To all warriors,
I can live with white, with grey, but not with black. The fact that it absorbs everything and captures all makes me feel so insecure. Oh Shakespeare, why torture time by calling it sluttish? Time gives momentary happiness, momentary pleasure, some space to feel all fragments of life, but darkness, darkness just steals everything, leaves us bereft of everything but pain and suffering.

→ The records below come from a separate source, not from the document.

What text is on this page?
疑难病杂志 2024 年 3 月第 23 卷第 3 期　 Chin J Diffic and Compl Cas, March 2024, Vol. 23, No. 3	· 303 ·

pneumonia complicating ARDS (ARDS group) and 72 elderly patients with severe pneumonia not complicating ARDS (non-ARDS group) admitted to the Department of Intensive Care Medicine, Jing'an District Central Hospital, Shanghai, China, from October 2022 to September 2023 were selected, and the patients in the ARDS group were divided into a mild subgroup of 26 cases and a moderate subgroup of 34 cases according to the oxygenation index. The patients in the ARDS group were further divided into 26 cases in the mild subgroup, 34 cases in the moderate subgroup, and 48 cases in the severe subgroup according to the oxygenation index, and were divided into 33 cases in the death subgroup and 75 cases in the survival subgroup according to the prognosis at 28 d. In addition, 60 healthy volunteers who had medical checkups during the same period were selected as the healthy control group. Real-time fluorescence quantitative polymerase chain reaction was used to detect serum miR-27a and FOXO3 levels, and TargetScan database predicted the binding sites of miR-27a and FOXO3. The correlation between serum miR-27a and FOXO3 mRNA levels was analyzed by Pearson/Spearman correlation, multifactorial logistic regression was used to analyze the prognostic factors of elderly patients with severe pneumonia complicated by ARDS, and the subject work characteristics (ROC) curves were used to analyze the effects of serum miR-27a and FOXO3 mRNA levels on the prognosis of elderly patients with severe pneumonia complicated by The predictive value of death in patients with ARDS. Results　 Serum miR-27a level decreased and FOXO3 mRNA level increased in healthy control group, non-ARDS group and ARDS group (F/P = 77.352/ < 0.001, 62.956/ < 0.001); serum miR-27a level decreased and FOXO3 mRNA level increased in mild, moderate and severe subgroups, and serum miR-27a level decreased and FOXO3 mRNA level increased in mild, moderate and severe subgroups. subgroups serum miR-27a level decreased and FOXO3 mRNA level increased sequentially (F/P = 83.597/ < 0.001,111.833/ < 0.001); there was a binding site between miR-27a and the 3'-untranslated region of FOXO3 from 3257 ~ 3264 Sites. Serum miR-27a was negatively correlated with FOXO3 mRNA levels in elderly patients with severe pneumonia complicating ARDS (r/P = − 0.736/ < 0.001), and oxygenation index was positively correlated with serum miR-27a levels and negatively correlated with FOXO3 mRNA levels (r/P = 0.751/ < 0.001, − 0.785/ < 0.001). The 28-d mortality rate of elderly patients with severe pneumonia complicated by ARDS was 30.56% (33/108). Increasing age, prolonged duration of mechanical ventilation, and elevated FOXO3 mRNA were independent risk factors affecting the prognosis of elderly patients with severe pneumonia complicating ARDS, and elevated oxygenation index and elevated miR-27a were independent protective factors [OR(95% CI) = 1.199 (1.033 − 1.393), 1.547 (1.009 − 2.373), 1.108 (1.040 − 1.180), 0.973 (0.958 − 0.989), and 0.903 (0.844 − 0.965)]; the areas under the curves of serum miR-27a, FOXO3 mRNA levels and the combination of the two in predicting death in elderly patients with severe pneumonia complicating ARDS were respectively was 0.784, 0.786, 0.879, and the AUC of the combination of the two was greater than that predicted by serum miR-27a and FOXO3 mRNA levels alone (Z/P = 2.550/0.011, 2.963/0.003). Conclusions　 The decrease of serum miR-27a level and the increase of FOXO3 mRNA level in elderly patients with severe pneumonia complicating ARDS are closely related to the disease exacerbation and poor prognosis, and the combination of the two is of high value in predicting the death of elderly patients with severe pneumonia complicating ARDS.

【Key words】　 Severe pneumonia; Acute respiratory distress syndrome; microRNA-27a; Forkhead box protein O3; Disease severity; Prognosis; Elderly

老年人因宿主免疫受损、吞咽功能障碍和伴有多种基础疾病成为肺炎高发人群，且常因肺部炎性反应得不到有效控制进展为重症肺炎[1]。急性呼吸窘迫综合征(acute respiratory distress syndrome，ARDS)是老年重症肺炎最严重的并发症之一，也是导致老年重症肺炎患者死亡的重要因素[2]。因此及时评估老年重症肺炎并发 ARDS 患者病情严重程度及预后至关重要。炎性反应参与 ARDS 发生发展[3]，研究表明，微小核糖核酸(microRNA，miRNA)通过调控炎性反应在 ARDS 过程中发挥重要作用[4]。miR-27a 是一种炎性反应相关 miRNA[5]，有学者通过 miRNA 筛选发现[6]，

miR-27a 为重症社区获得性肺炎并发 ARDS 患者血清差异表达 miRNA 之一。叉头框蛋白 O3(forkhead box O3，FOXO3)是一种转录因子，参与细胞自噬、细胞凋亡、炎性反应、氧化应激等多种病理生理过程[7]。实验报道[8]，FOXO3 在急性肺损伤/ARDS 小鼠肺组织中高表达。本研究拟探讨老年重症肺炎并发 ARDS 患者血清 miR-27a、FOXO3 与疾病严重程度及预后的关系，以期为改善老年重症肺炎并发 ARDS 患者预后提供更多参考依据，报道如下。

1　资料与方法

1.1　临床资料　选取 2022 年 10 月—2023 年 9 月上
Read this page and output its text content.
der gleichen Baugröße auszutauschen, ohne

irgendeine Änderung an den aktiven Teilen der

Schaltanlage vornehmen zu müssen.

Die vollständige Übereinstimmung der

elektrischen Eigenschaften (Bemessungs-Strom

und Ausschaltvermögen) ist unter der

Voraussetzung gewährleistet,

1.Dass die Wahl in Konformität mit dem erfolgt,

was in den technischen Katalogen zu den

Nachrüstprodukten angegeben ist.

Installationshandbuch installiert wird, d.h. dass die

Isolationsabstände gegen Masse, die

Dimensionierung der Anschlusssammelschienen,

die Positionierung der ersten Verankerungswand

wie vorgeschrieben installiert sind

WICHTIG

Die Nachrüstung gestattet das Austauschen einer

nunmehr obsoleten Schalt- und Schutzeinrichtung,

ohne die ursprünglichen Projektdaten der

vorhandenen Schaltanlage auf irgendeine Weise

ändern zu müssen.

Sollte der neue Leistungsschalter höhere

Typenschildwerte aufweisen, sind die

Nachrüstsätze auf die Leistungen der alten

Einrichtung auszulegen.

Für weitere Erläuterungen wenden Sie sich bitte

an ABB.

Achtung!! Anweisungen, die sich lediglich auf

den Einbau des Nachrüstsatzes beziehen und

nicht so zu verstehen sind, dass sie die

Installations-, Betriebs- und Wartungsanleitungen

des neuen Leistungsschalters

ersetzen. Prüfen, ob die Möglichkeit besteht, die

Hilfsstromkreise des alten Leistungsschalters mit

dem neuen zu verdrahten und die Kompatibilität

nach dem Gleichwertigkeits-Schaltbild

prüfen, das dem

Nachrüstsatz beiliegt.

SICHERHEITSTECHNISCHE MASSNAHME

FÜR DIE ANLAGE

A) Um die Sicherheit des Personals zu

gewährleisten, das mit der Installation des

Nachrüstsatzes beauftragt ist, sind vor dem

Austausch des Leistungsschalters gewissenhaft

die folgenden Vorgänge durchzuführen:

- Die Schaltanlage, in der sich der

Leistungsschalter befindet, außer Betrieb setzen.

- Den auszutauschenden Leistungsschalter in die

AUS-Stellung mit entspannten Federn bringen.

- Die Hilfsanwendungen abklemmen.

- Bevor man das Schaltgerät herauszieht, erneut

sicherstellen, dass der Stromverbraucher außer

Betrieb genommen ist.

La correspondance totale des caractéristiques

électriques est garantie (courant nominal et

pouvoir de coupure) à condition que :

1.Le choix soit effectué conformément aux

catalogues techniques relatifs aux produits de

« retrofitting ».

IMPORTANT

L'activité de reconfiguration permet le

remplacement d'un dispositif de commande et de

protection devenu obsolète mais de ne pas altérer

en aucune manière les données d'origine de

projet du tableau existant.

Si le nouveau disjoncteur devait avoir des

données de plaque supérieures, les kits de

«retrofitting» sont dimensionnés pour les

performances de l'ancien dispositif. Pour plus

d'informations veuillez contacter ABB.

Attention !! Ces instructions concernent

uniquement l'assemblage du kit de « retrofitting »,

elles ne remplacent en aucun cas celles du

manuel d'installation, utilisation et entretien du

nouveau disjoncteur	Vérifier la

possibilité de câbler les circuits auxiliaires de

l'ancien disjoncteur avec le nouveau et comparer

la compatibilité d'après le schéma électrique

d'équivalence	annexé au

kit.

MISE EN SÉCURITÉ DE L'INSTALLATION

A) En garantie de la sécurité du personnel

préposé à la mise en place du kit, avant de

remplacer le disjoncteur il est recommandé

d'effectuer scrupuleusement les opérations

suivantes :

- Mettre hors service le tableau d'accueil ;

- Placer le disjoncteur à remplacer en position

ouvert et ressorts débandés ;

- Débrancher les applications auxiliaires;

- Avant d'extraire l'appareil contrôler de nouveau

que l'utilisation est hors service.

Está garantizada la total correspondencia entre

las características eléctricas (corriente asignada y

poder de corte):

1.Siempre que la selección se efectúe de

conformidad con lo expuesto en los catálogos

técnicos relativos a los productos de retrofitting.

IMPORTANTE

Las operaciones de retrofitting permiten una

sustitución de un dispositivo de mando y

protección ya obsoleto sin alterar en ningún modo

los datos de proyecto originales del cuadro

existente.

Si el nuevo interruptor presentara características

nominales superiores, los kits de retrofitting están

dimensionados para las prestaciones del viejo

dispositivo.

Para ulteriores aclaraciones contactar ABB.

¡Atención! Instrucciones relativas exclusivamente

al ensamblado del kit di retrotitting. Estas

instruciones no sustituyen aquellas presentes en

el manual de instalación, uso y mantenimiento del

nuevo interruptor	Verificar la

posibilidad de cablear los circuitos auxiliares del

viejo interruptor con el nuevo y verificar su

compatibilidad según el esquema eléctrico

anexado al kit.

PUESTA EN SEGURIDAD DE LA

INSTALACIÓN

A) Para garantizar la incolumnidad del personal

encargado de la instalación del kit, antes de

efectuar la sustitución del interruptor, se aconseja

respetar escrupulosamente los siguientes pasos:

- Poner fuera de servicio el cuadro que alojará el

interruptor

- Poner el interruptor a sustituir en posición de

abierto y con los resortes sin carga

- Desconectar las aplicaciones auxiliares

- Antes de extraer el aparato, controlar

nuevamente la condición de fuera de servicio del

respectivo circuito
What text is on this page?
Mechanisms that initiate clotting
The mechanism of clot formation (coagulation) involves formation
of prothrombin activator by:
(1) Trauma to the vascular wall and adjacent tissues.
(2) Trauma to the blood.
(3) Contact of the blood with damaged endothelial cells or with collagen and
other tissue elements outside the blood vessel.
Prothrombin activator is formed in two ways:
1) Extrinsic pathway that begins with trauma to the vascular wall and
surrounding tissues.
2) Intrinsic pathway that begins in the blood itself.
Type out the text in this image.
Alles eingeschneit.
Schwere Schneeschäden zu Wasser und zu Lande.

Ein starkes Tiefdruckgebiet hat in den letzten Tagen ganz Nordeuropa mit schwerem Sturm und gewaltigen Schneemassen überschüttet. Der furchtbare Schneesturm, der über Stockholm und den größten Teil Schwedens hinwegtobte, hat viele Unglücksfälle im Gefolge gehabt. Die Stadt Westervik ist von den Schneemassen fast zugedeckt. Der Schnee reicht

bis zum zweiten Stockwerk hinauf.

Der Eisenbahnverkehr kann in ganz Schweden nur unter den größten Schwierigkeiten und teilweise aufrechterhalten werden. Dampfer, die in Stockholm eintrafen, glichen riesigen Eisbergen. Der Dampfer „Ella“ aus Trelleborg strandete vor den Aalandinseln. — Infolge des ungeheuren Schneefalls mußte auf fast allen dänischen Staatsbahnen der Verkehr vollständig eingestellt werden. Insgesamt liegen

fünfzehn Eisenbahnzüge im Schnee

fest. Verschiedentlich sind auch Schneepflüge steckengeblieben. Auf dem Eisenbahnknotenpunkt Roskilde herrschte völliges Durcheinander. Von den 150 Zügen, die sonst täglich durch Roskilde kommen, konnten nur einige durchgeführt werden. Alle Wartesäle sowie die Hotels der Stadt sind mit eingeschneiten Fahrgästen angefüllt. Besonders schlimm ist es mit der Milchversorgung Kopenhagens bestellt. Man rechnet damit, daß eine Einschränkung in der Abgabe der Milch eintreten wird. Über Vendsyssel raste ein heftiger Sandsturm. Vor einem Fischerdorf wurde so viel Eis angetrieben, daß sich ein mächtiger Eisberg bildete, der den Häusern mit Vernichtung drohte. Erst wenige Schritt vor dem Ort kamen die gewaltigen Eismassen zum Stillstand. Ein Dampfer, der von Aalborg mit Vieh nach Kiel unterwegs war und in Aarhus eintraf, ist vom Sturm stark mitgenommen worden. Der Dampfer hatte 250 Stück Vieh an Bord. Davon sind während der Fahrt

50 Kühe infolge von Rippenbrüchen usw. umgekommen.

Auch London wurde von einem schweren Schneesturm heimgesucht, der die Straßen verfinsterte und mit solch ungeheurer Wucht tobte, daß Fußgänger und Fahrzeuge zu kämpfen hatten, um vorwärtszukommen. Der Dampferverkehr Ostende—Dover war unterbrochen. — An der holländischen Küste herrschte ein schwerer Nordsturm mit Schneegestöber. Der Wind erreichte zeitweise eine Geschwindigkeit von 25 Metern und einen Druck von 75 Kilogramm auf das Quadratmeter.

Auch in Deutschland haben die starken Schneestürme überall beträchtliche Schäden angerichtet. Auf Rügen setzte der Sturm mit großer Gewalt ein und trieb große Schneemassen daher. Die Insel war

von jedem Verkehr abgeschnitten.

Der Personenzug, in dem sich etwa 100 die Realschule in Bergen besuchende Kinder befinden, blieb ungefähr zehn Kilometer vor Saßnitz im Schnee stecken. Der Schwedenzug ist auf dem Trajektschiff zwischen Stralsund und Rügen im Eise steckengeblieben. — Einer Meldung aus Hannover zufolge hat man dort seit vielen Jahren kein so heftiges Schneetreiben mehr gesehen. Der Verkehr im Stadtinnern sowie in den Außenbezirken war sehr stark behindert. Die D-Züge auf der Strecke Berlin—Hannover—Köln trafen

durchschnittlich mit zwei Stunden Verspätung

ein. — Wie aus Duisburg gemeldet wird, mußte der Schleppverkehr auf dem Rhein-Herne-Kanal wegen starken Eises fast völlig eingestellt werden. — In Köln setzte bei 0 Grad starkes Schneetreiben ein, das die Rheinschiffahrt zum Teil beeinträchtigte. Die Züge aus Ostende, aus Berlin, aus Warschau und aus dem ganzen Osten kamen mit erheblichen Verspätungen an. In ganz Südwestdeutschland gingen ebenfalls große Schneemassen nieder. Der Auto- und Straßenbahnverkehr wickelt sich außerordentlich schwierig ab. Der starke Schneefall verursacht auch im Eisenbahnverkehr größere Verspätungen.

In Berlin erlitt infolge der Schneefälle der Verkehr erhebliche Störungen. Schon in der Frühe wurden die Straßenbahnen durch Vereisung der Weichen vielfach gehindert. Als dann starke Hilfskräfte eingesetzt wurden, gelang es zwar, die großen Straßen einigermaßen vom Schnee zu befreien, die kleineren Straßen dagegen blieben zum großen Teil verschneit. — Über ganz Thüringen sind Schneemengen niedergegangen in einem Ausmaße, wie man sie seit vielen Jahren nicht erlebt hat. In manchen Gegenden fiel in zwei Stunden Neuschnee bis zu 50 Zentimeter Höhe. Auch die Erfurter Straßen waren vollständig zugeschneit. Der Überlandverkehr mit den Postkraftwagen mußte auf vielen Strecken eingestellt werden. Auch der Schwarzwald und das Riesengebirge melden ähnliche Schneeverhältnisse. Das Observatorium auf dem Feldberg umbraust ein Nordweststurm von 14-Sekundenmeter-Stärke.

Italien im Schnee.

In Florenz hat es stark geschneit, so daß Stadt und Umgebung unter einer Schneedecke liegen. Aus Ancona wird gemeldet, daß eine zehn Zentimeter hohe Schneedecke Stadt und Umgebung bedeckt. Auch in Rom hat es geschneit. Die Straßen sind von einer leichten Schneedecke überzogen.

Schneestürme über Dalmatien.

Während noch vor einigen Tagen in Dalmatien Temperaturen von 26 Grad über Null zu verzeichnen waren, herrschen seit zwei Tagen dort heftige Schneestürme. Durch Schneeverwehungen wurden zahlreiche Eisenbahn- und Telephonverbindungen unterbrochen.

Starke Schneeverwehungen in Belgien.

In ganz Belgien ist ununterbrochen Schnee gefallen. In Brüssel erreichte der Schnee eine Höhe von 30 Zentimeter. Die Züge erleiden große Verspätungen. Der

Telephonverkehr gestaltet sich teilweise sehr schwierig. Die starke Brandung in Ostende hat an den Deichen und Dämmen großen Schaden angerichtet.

Cancer is black. Cancer is dark. Cancer is the robber that leaves you in a street where loneliness molests you and you shout and scream, you bend and freeze, you plead for help, for being rescued, for being dead. Yes, dead. You see red everywhere, crafted with darkness, dreary and spine chilling, you see ghosts who say it's just the beginning, you feel weak, you fall, you exhaust, you try and climb, just some steps and this mountain ends, but these steps, oh these steps, they are daggers that cut your bones. Flesh is a luxury, for you're ugly with just this calcium. You want to die and end this never ending pain, but then you see vague figures of those who taught you love, and for this love you stop. You can't be so selfish, no not so selfish.
Cancer came to me, just like it did to you, slow and steady, but deadly as ever. I remember when the doctor asked daddy to get my tests done, and how confident he was about me being completely fine with just some minor deficiencies. And I remember exactly how my mom just broke when she saw my reports, how she couldn't speak, not even a word, and I cried, I begged her to speak, but she looked at me and said, "Baby, I can't live without you. I cannot do without you." And how she shouted at daddy for the very first time, "I want her. I want nothing, but her, do you understand that?" I cried, cried for hours, while holding my pillow tight. I cried not because I was diagnosed with cancer, but because I caused cancer to the only people I've ever loved. I cried at how destructive I was and how utterly devastating my existence had become.
Everything's proportional, happiness and sadness too. Each day that I live today, I live with a hope that this bank of grief would soon end, and my policy would mature only to give me happiness in returns, with interest mind you. I live with a hope that one day I'd be able to give mumma and daddy their smiles back, and take away all the pain that has homed in them. One day, yes, one day.